PF pede a Moraes definição sobre destino das armas apreendidas de Jair Bolsonaro

A instituição policial justificou que não possui competência para deliberar de forma autônoma se os itens serão transferidos às Forças Armadas, eliminados ou repassados via doação

12/08/2026 às 11h28
Por: Marcela Mattiolli Colaboração para Felipeh Campos Fonte: Metrópoles
Compartilhe:
Reprodução: Fabio Rodrigues-Pozzebom/Agência Brasil
Reprodução: Fabio Rodrigues-Pozzebom/Agência Brasil

A Polícia Federal (PF) solicitou que o ministro Alexandre de Moraes, do Supremo Tribunal Federal (STF), determine qual providência será tomada em relação ao arsenal de armas, munições e pertences recolhidos e ligados ao ex-chefe de Estado Jair Bolsonaro (PL). O peticionamento foi protocolado no final da tarde de terça-feira (11).
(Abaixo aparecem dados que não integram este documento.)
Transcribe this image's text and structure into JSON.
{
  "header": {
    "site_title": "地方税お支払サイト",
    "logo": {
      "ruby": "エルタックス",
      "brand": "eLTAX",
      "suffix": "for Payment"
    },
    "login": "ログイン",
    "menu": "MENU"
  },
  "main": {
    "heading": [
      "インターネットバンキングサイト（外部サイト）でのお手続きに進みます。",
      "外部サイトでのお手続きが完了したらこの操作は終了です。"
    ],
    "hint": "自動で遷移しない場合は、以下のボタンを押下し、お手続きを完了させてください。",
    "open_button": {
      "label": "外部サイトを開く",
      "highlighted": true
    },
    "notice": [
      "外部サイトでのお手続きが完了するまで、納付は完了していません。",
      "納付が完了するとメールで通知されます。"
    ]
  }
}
A instituição policial justificou que não possui competência para deliberar de forma autônoma se os itens serão transferidos às Forças Armadas, eliminados ou repassados via doação. A PF argumenta que o confisco dos equipamentos derivou diretamente de uma determinação do magistrado, e não de uma investigação própria, cabendo unicamente a Moraes definir o encaminhamento dos objetos. No momento, dez itens bélicos estão sob custódia da corporação, incluindo um modelo de espingarda estilizado com os tons da bandeira nacional, onde permanecerão armazenados até uma resolução judicial.
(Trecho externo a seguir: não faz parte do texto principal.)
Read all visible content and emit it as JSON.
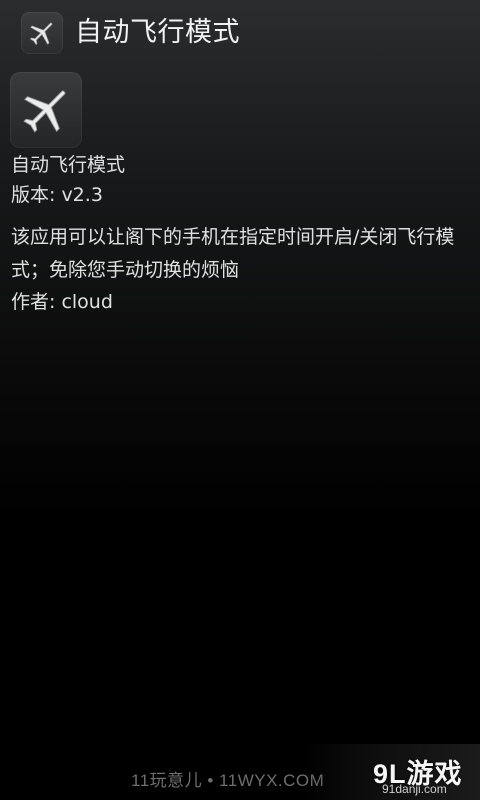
{
  "titlebar": {
    "icon": "airplane-icon",
    "title": "自动飞行模式"
  },
  "about": {
    "icon": "airplane-icon",
    "app_name": "自动飞行模式",
    "version": "版本: v2.3",
    "description": "该应用可以让阁下的手机在指定时间开启/关闭飞行模式；免除您手动切换的烦恼",
    "author": "作者: cloud"
  },
  "watermarks": {
    "left": "11玩意儿 • 11WYX.COM",
    "right_logo": "9L游戏",
    "right_sub": "91danji.com"
  }
}
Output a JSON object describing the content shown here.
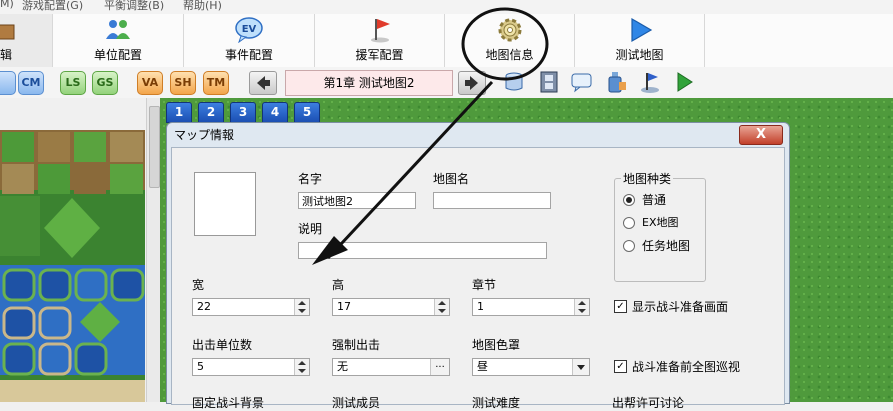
{
  "menubar": {
    "items": [
      "M)",
      "游戏配置(G)",
      "平衡调整(B)",
      "帮助(H)"
    ]
  },
  "toolbar": {
    "partial_label": "辑",
    "buttons": [
      {
        "label": "单位配置",
        "icon": "units-icon"
      },
      {
        "label": "事件配置",
        "icon": "ev-event-icon"
      },
      {
        "label": "援军配置",
        "icon": "flag-icon"
      },
      {
        "label": "地图信息",
        "icon": "gear-icon"
      },
      {
        "label": "测试地图",
        "icon": "play-triangle-icon"
      }
    ]
  },
  "toolbar2": {
    "pills": [
      "CM",
      "LS",
      "GS",
      "VA",
      "SH",
      "TM"
    ],
    "map_title": "第1章 测试地图2"
  },
  "map_tabs": [
    "1",
    "2",
    "3",
    "4",
    "5"
  ],
  "dialog": {
    "title": "マップ情報",
    "close_label": "X",
    "name_label": "名字",
    "name_value": "测试地图2",
    "mapname_label": "地图名",
    "mapname_value": "",
    "desc_label": "说明",
    "desc_value": "",
    "maptype": {
      "label": "地图种类",
      "options": [
        "普通",
        "EX地图",
        "任务地图"
      ],
      "selected": "普通"
    },
    "width_label": "宽",
    "width_value": "22",
    "height_label": "高",
    "height_value": "17",
    "chapter_label": "章节",
    "chapter_value": "1",
    "show_prep_label": "显示战斗准备画面",
    "show_prep_checked": true,
    "sortie_label": "出击单位数",
    "sortie_value": "5",
    "forced_label": "强制出击",
    "forced_value": "无",
    "forced_button": "...",
    "tint_label": "地图色罩",
    "tint_value": "昼",
    "patrol_label": "战斗准备前全图巡视",
    "patrol_checked": true,
    "cut_labels": [
      "固定战斗背景",
      "测试成员",
      "测试难度",
      "出帮许可讨论"
    ]
  },
  "colors": {
    "dialog_bg": "#dfe8f1",
    "map_tint_title": "#fde9ea",
    "grass": "#4f9a3c",
    "tab_blue": "#1b4fb3"
  }
}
Relação do material recolhido:

  • Pistola Forjas Taurus, calibre .380 Automatic (permitido);

  • Pistola Forjas Taurus, calibre .40 Smith & Wesson (restrito);

  • Carabina/Fuzil Springfield Armory, calibre 7,62×51 mm (restrito);

  • Espingarda Typhoon, calibre 12 GA (restrito);

  • Espingarda Maestro Arms Company calibre .12;

  • Pistola Arex, calibre 9×19 mm Parabellum (restrito);

  • Pistola SIG-Sauer, calibre 9×19 mm Parabellum (restrito);

  • Espingarda Maestro Arms Company, calibre 12 GA (permitido);

  • Carabina/Fuzil Caracal, calibre 5,56×45 mm;

  • Pistola Caracal, calibre 9×19 mm Parabellum.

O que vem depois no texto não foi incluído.